After this flush_work, we can guarantee that the running s_sb_upd_work
finishes before we set JBD2_UNMOUNT. Additionally, the journal will
not commit transaction or call schedule_work() again because it has
been aborted due to the previous error. Am I missing something?
Thanks,
Yi.
> jbd2_journal_destroy()
> journal->j_flags |= JBD2_UNMOUNT;
>
> jbd2_journal_start()
> start_this_handle()
> BUG_ON(JBD2_UNMOUNT)
>
>
> Seems like these edge cases keep sprouting up :)
>
> As for the fix, how about we do something like this:
>
> ext4_put_super()
>
> flush_work(&sbi->s_sb_upd_work)
> destroy_workqueue(sbi->rsv_conversion_wq);
>
> ext4_journal_destroy()
> /* set s_journal_destorying */
> sbi->s_journal_destorying = true;
>
> /* trigger a commit and wait for it to complete */
>
> flush_work(&sbi->s_sb_upd_work)
>
> jbd2_journal_destroy()
> journal->j_flags |= JBD2_UNMOUNT;
>
> jbd2_journal_start()
> start_this_handle()
> BUG_ON(JBD2_UNMOUNT)
>
> Still giving this codepath some thought but seems like this might just
> be enough to fix the race. Thoughts on this?
>
> Regards,
> ojaswin
>
>>>
>>>> err = jbd2_journal_destroy(journal);
>>>> sbi->s_journal = NULL;
>>>>
>>>> diff --git a/fs/ext4/super.c b/fs/ext4/super.c
>>>> index 8ad664d47806..31552cf0519a 100644
>>>> --- a/fs/ext4/super.c
>>>> +++ b/fs/ext4/super.c
>>>> @@ -706,7 +706,7 @@ static void ext4_handle_error(struct super_block *sb, bool force_ro, int error,
>>>> * constraints, it may not be safe to do it right here so we
>>>> * defer superblock flushing to a workqueue.
>>>> */
>>>> - if (continue_fs && journal)
>>>> + if (continue_fs && journal && !EXT4_SB(sb)->s_journal_destorying)

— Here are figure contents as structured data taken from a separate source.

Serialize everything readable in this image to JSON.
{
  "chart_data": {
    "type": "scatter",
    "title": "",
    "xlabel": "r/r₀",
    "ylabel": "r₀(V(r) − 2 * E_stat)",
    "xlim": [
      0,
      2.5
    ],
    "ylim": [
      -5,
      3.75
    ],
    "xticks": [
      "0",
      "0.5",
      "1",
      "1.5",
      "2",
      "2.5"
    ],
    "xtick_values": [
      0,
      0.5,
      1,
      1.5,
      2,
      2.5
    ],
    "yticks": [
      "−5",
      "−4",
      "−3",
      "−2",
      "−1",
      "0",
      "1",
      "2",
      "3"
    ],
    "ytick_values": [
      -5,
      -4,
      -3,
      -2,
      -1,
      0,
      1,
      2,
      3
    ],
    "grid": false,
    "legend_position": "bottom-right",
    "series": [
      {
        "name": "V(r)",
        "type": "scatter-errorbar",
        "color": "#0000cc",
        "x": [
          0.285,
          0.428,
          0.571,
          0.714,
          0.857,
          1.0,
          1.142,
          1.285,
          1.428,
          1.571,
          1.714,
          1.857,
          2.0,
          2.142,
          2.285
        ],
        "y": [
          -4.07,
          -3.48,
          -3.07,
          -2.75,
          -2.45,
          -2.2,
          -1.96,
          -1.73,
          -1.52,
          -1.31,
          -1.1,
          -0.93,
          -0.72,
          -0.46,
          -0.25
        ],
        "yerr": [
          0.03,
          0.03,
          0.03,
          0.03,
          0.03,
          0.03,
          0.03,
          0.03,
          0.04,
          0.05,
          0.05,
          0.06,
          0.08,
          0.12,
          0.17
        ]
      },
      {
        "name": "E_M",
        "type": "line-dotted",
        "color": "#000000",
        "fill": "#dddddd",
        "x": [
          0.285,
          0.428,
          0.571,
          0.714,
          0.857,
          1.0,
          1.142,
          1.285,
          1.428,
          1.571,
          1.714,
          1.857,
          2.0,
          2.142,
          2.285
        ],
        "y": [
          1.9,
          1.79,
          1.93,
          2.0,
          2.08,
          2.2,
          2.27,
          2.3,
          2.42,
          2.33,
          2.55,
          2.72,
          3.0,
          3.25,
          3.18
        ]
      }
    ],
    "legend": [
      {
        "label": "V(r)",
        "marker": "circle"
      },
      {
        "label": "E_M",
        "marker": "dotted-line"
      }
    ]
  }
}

>>>> schedule_work(&EXT4_SB(sb)->s_sb_upd_work);
>>>> else
>>>> ext4_commit_super(sb);
>>>> @@ -5311,6 +5311,8 @@ static int __ext4_fill_super(struct fs_context *fc, struct super_block *sb)

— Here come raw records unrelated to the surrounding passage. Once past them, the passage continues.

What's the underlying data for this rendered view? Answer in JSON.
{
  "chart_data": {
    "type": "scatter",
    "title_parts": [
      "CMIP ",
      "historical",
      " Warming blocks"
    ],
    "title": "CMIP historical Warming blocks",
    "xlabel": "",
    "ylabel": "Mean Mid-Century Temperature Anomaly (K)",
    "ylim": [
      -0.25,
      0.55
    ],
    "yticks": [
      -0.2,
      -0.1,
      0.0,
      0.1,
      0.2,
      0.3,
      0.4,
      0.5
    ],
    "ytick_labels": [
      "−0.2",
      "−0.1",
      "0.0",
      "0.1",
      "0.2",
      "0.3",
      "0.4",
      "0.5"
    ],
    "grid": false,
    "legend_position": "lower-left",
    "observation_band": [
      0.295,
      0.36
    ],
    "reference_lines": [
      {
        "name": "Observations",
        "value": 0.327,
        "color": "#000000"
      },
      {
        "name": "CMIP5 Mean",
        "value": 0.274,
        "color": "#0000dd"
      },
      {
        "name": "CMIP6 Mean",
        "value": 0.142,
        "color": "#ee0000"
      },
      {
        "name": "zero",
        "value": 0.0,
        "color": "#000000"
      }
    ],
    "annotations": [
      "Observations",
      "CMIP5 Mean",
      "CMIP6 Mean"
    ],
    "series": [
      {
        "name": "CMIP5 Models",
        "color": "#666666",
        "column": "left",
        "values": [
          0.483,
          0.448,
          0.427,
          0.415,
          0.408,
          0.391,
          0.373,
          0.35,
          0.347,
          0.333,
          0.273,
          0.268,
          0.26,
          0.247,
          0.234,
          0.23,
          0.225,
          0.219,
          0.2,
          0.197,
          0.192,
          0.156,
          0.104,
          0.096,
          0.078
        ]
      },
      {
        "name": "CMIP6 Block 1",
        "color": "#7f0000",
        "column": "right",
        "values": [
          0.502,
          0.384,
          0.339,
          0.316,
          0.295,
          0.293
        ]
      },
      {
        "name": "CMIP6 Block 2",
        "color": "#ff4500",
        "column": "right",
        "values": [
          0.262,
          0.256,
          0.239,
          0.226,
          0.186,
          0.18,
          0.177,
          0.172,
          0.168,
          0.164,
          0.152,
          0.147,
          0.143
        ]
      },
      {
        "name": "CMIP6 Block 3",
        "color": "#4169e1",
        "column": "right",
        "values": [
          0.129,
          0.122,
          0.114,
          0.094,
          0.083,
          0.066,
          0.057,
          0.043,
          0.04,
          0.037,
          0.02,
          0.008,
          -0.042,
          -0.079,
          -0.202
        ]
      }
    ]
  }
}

>>>> spin_lock_init(&sbi->s_error_lock);
>>>> INIT_WORK(&sbi->s_sb_upd_work, update_super_work);
>>>>
>>>> + sbi->s_journal_destorying = false;
>>>> +
>>>> err = ext4_group_desc_init(sb, es, logical_sb_block, &first_not_zeroed);
>>>> if (err)
>>>> goto failed_mount3;
>>>
>